まあ、リックは僕と同じ「WWF(現・WWE)の大スター」であり、僕のライバルであり親友でもあったから、懐の大きな僕は君を「条件付き」で許してやることにしようと思う。

☆今年いっぱいは喪に服し、息子さんたちとのプロレスごっこにおいては、リックの「Wooooo!!」とスタンの「ウィ~!!」の両「決めゼリフ」を禁じ、代わりに「イチバ~ン!!」を使う。

☆最近「耳あてポーズ」を気に入って使い始めた次男君に僕ハルク・ホーガンさんの存在を教え、かつプロレスの奥深さを伝える。

☆プロレスを死ぬまで愛し続ける。

これが『条件』だ。プロレスファンの君なら、簡単な話だろ?

時を超えて次男君が「ハルカマニア」になったら、こんな最高なことはないよな。

そんなに寂しがるな、ようかん。僕がこの世にいなくとも、プロレスは最高に面白いぞ。

さあ、息子さんたちを呼んできて最後に一緒に唱和してくれないか?

「イチバ~ン!!」

ミーを想ってくれて、ありがとな💪

松下友香さんのこちらの企画に参加させていただきます。
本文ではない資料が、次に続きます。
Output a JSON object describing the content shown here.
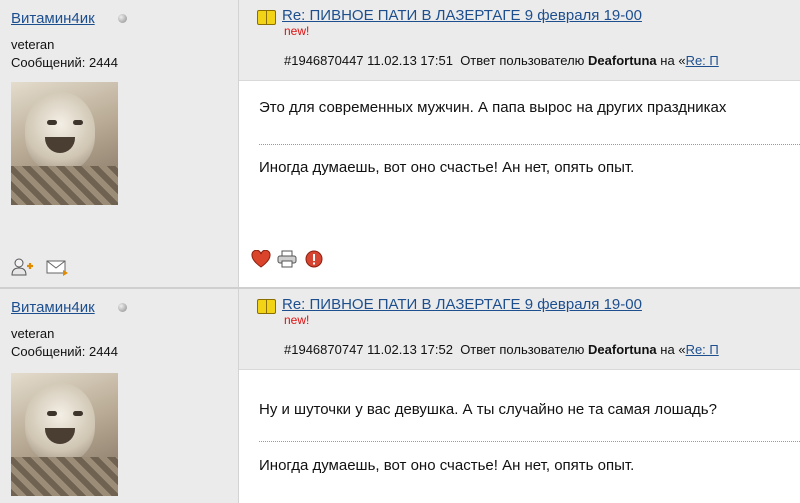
{
  "posts": [
    {
      "author": {
        "name": "Витамин4ик",
        "rank": "veteran",
        "messages": "Сообщений: 2444"
      },
      "title": "Re: ПИВНОЕ ПАТИ В ЛАЗЕРТАГЕ 9 февраля 19-00",
      "new_label": "new!",
      "meta": {
        "id": "#1946870447",
        "datetime": "11.02.13 17:51",
        "reply_text": "Ответ пользователю",
        "reply_user": "Deafortuna",
        "on_text": "на «",
        "reply_link": "Re: П"
      },
      "text": "Это для современных мужчин. А папа вырос на других праздниках",
      "signature": "Иногда думаешь, вот оно счастье! Ан нет, опять опыт."
    },
    {
      "author": {
        "name": "Витамин4ик",
        "rank": "veteran",
        "messages": "Сообщений: 2444"
      },
      "title": "Re: ПИВНОЕ ПАТИ В ЛАЗЕРТАГЕ 9 февраля 19-00",
      "new_label": "new!",
      "meta": {
        "id": "#1946870747",
        "datetime": "11.02.13 17:52",
        "reply_text": "Ответ пользователю",
        "reply_user": "Deafortuna",
        "on_text": "на «",
        "reply_link": "Re: П"
      },
      "text": "Ну и шуточки у вас девушка. А ты случайно не та самая лошадь?",
      "signature": "Иногда думаешь, вот оно счастье! Ан нет, опять опыт."
    }
  ],
  "icons": {
    "add_friend": "add-friend-icon",
    "message": "message-icon",
    "like": "heart-icon",
    "print": "print-icon",
    "report": "report-icon"
  },
  "colors": {
    "link": "#1d4f8f",
    "new": "#dd1111",
    "panel": "#ebebeb"
  }
}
よろしくお願いいたします🙇‍♂️

「ミスタープロ野球」の長嶋茂雄さんに続いて、「ミスターWWF」のハルク・ホーガンさんもですか

自分の好きな世界の「レジェンド」が亡くなるのは、こんなにも寂しいものなんですね。まあ、それだけ私も年をとったということなんでしょう。

昨日息子たちを市営プールで連れていって遊んだ際に、次男がプロレスごっこで私仕込みの「耳あてポーズ」をしたのを見てちょっぴりおセンチになりまて、一気にこの文章を書きました。

ハルク・ホーガンさん。幼き日の私に楽しみを提供してくださり、本当にありがとうございました。